So it’s this understanding that has made me realise the value of living mindfully. If you’re
still sceptical, let me try to explain further. I’m living in the present moment, and I’m at peace with my past. Being at peace with your past doesn’t mean forgetting it. What it means is that you accept that it was your past, remember and reminisce with your friends, learn from the feelings you didn’t enjoy, but that you don’t live there. Much like the future. I will make plans with people and look forward to various things, but I refuse to pin my happiness on a particular outcome. Because who the hell knows what happens? The only time we can be at peace is right now. The only place we can be at peace is right here. If you spend you’re whole life thinking happiness is somewhere else, then you’ll probably never get there.

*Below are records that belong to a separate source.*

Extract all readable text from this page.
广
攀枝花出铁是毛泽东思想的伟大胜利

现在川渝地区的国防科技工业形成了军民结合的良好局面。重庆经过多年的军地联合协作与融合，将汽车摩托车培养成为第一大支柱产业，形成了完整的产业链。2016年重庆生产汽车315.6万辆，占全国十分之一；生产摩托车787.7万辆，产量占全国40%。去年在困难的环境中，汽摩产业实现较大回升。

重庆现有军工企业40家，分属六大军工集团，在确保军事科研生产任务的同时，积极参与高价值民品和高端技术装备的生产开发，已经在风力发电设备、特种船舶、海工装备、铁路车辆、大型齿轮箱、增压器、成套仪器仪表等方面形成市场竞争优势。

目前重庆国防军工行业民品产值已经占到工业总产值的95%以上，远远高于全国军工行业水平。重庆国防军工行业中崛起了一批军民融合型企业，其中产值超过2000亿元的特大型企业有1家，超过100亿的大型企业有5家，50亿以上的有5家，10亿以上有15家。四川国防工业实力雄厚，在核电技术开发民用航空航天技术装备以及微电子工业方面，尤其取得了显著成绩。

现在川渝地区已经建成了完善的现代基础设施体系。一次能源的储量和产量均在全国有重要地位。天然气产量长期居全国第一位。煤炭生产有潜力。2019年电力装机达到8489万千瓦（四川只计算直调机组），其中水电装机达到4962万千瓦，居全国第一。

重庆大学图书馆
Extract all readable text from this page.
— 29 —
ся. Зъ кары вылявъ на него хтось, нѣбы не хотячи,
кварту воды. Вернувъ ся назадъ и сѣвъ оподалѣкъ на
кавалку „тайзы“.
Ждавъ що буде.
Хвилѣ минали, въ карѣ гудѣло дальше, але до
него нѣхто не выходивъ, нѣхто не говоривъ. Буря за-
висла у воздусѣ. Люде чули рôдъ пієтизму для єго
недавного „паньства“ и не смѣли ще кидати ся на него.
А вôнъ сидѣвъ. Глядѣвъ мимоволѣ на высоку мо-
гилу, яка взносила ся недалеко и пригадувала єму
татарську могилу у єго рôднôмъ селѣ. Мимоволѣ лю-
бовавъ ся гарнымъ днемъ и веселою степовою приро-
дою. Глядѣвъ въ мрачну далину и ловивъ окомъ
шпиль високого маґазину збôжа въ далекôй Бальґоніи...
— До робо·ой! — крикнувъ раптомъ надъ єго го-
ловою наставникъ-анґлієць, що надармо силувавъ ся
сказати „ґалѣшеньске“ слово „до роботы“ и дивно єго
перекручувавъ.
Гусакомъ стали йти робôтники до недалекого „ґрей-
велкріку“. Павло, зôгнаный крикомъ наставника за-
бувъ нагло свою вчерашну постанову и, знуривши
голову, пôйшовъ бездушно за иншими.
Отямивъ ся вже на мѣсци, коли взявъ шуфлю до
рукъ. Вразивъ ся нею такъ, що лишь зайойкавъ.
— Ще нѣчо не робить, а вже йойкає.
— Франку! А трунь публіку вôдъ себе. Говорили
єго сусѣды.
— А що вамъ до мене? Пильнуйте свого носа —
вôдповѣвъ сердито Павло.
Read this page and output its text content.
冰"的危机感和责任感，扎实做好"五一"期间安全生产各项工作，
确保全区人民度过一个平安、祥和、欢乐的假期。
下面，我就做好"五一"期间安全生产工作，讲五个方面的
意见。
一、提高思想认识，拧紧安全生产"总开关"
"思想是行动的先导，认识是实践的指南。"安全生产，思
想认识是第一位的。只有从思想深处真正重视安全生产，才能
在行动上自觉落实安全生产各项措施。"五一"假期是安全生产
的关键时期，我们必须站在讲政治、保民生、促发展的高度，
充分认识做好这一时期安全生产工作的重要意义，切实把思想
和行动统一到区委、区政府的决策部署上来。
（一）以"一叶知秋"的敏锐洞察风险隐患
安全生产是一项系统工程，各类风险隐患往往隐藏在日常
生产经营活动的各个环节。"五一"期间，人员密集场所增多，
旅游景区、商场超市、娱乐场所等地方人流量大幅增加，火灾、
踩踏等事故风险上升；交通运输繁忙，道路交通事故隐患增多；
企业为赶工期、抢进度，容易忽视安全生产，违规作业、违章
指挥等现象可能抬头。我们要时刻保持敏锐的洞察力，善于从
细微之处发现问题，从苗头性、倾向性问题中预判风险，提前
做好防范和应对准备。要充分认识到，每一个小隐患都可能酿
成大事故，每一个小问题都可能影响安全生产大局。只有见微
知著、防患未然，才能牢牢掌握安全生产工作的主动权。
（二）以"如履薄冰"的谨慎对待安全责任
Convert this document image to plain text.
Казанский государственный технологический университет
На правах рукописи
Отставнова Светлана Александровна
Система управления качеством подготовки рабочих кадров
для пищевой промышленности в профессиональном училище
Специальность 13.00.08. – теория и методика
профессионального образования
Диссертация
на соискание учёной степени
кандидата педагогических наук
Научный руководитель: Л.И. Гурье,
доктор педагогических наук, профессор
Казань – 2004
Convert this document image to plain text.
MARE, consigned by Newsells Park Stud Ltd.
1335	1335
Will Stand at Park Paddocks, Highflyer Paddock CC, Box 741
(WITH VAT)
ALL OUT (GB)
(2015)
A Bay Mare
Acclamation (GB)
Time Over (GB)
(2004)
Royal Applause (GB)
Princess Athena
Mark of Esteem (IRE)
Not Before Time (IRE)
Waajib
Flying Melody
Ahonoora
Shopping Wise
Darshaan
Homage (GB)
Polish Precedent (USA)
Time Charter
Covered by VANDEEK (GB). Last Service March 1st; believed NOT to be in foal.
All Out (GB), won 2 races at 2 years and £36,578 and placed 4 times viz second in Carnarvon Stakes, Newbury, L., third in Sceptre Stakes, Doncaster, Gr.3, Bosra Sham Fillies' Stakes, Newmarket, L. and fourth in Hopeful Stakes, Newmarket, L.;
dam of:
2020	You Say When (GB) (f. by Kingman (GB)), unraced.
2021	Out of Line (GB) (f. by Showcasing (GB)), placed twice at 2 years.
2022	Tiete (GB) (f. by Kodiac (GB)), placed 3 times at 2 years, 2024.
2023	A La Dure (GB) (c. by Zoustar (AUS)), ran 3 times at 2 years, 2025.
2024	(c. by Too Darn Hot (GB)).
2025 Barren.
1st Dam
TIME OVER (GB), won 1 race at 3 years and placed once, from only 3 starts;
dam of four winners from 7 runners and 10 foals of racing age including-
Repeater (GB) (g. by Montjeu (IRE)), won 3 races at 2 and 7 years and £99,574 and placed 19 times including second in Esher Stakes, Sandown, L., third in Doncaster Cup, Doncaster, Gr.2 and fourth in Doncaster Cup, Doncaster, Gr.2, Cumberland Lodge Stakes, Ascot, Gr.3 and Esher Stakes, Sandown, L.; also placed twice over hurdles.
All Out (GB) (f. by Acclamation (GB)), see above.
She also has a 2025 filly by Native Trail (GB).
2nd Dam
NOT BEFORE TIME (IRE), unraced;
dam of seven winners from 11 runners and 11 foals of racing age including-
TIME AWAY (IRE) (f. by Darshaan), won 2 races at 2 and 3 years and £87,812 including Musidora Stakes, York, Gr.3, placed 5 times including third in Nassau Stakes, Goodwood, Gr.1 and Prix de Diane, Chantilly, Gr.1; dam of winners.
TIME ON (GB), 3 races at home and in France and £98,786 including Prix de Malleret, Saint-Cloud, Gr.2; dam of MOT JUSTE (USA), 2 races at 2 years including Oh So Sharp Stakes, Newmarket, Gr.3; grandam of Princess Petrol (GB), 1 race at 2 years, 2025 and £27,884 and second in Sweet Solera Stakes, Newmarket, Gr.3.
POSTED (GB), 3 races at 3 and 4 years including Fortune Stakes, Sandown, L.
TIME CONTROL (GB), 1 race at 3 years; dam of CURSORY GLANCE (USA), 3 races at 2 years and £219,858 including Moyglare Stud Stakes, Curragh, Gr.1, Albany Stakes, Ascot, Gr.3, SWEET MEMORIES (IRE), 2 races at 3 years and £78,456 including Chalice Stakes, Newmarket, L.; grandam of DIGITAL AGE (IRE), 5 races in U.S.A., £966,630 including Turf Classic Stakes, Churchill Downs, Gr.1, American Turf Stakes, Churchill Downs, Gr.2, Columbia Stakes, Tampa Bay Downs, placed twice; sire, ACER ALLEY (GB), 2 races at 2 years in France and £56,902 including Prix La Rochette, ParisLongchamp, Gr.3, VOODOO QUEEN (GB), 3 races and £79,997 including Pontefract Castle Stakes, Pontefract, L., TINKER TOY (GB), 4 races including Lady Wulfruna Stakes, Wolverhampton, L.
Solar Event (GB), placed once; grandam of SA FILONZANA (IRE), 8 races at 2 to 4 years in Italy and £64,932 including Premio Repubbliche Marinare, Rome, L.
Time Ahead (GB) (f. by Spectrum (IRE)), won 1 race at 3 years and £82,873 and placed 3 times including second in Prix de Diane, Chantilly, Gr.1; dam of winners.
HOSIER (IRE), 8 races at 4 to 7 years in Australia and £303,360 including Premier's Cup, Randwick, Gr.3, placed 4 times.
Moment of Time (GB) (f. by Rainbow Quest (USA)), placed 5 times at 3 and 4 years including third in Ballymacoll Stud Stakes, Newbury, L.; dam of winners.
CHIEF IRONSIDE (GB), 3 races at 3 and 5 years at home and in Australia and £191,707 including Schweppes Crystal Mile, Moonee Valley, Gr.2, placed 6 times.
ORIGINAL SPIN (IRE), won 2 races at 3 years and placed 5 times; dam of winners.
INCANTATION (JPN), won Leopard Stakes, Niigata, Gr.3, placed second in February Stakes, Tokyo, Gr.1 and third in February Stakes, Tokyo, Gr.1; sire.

So why would I leave a solid career as a secondary teacher to teach people this stuff? Well, it sounds simple. But let me tell you, it’s not. It’s a process to learn to catch yourself thinking about the past or the future. It’s not easy to always be in the present moment. I’m certainly not always there, but I’m there more and more. And it’s something you have to learn. Something you have to practice and maintain. The practice and the maintenance are a minuscule price to pay for the things that you gain. Since I have begun practicing mindfulness, I have been calmer, had a clearer mind, been able to process emotions more effectively. My relationships have improved and my acceptance of myself and others as imperfect humans has enriched my life. I’d love to hear from anybody who thinks they would be happier without these things in their life! I can promise you – mindfulness makes it better!